# meine neuen



## Wolfgang (23. Sep. 2006)

Hallo Leute​ Ich wollte mal meine neuen vorstellen
sie sind alle ca 1,5 Jahre alt

 

Doits Ochiba  32 cm


 


Karashi  42 cm


 


 Tancho Goshiki 32 cm

bin mal gespannt was ihr von denen haltet


----------



## rainthanner (23. Sep. 2006)

*AW: meine neuen*

Hallo Wolfgang, 

alle drei sind auch für meinen Geschmack gute Fische. 
Müßte ich mich für einen der drei entscheiden, würde ich ohne zögern den Ochiba wählen. 


Gruß Rainer


----------



## kwoddel (23. Sep. 2006)

*AW: meine neuen*

Hallo Rainer!
Der Wolfgang gibt aber keinen ab    , aber ich weiß ja wo er sie her hat


----------



## Wolfgang (23. Sep. 2006)

*AW: meine neuen*

Hi Reiner
der Frank weiß, wovon er spricht , die gehen so schnell nicht wieder von Hoff. 
Ich gehe mit dir überein , was den Ochiba angeht ,  hoffe aber auf das Potenzial von den anderen.

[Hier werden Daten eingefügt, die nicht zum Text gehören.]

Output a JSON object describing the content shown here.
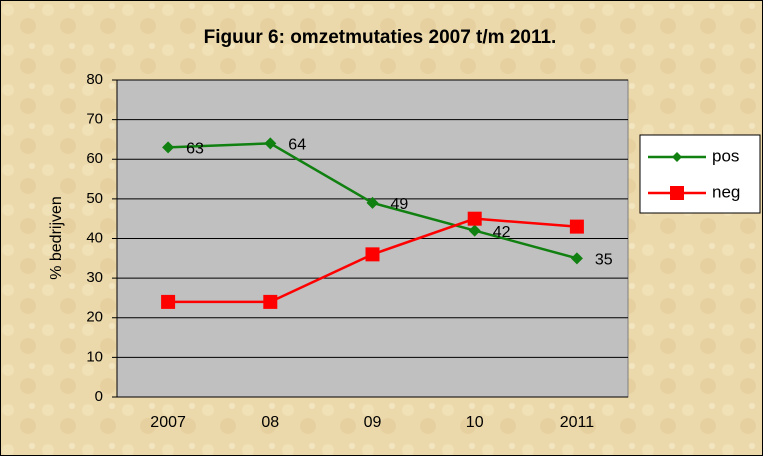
{
  "chart_data": {
    "type": "line",
    "title": "Figuur 6: omzetmutaties 2007 t/m 2011.",
    "y_label": "% bedrijven",
    "categories": [
      "2007",
      "08",
      "09",
      "10",
      "2011"
    ],
    "series": [
      {
        "name": "pos",
        "color": "#108010",
        "marker": "diamond",
        "values": [
          63,
          64,
          49,
          42,
          35
        ],
        "data_labels": true
      },
      {
        "name": "neg",
        "color": "#ff0000",
        "marker": "square",
        "values": [
          24,
          24,
          36,
          45,
          43
        ],
        "data_labels": false
      }
    ],
    "ylim": [
      0,
      80
    ],
    "yticks": [
      0,
      10,
      20,
      30,
      40,
      50,
      60,
      70,
      80
    ],
    "grid": true,
    "legend": "right"
  }
}
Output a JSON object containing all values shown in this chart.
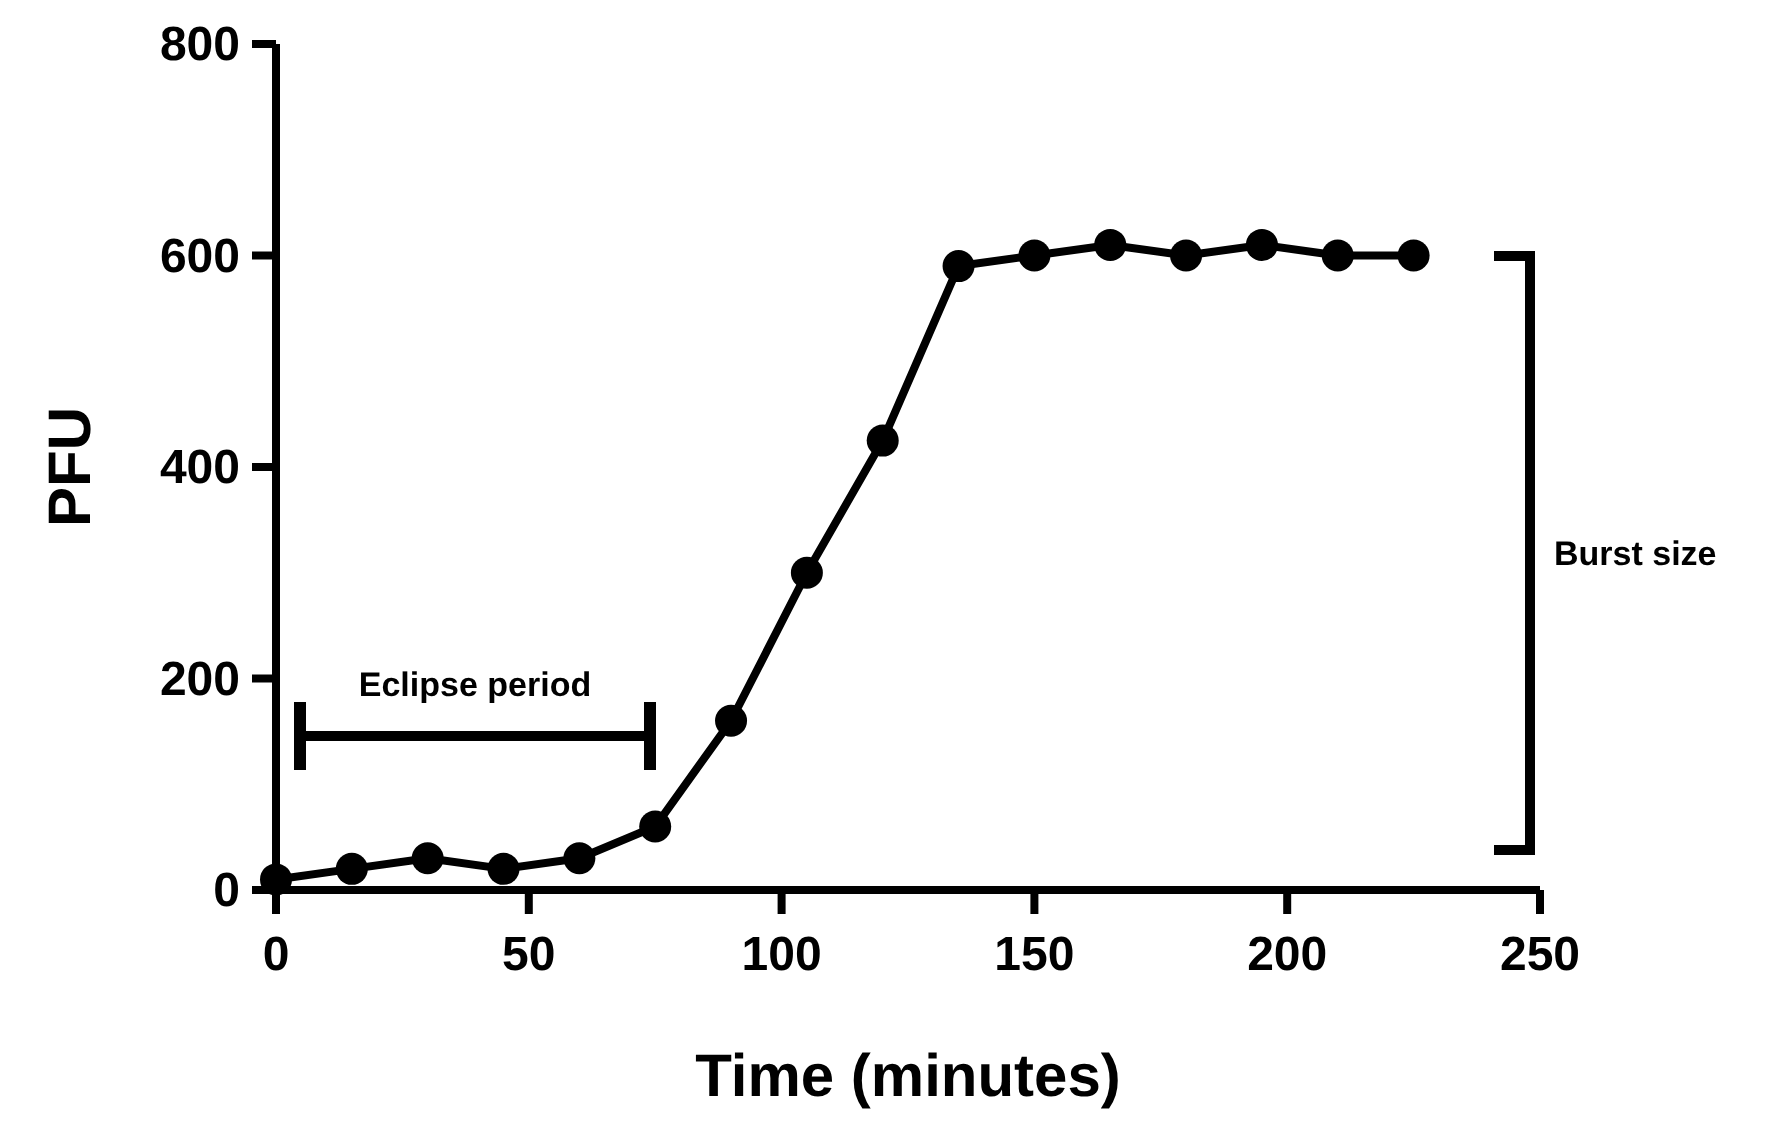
{
  "chart_data": {
    "type": "line",
    "xlabel": "Time (minutes)",
    "ylabel": "PFU",
    "x": [
      0,
      15,
      30,
      45,
      60,
      75,
      90,
      105,
      120,
      135,
      150,
      165,
      180,
      195,
      210,
      225
    ],
    "series": [
      {
        "color": "#000000",
        "values": [
          10,
          20,
          30,
          20,
          30,
          60,
          160,
          300,
          425,
          590,
          600,
          610,
          600,
          610,
          600,
          600
        ]
      }
    ],
    "xlim": [
      0,
      250
    ],
    "xticks": [
      0,
      50,
      100,
      150,
      200,
      250
    ],
    "ylim": [
      0,
      800
    ],
    "yticks": [
      0,
      200,
      400,
      600,
      800
    ],
    "marker": "circle",
    "line_style": "solid",
    "grid": false,
    "annotations": [
      "Eclipse period",
      "Burst size"
    ]
  }
}
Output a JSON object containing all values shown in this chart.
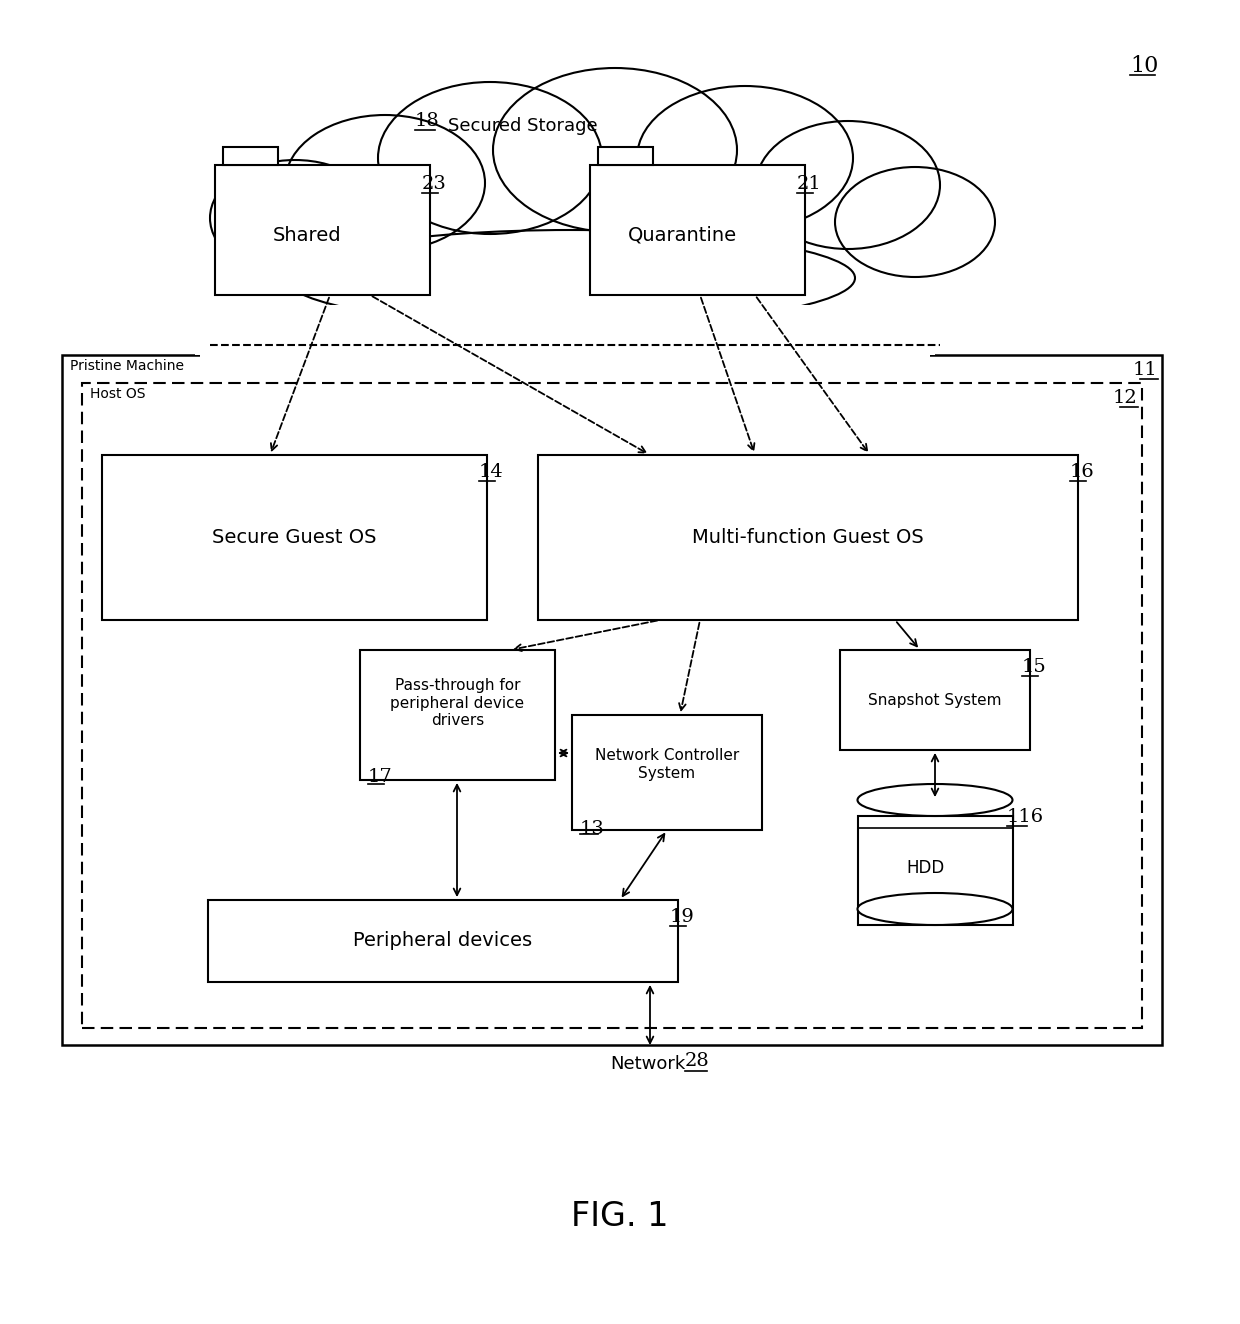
{
  "bg_color": "#ffffff",
  "diagram_num": "10",
  "cloud_num": "18",
  "cloud_label": "Secured Storage",
  "shared_label": "Shared",
  "shared_num": "23",
  "quarantine_label": "Quarantine",
  "quarantine_num": "21",
  "pristine_label": "Pristine Machine",
  "pristine_num": "11",
  "hostos_label": "Host OS",
  "hostos_num": "12",
  "secure_guest_label": "Secure Guest OS",
  "secure_guest_num": "14",
  "multifunction_label": "Multi-function Guest OS",
  "multifunction_num": "16",
  "passthrough_label": "Pass-through for\nperipheral device\ndrivers",
  "passthrough_num": "17",
  "netctrl_label": "Network Controller\nSystem",
  "netctrl_num": "13",
  "snapshot_label": "Snapshot System",
  "snapshot_num": "15",
  "hdd_label": "HDD",
  "hdd_num": "116",
  "peripheral_label": "Peripheral devices",
  "peripheral_num": "19",
  "network_label": "Network",
  "network_num": "28",
  "fig_label": "FIG. 1"
}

Das Tancho beim Gochiki war vor Wochen noch ganz klein , es wird noch größer.  
Der Karashi futtert wie ein Scheunendrescher , keine angst bei den Großen mitzumischen.   
und das als Neuling , an der Hand war er auch schon sein Futter abholen.


----------



## Dodi (24. Sep. 2006)

*AW: meine neuen*

Hallo Wolfgang!

Wirklich sehr schöne Fische!
Viel Spaß damit!


----------



## Wolfgang (24. Sep. 2006)

*AW: meine neuen*

Hi
ich hab schon ein Bild vom Karshi, wie er in einem Jahr aussieht  

 

Hier ist der Wunsch der Vater des Gedankens


----------



## kwoddel (24. Sep. 2006)

*AW: meine neuen*

Hallo Wolfgang 
Der wird bestimmt noch 22 cm größer       und wenn nicht kommt er auf die Streckbank


----------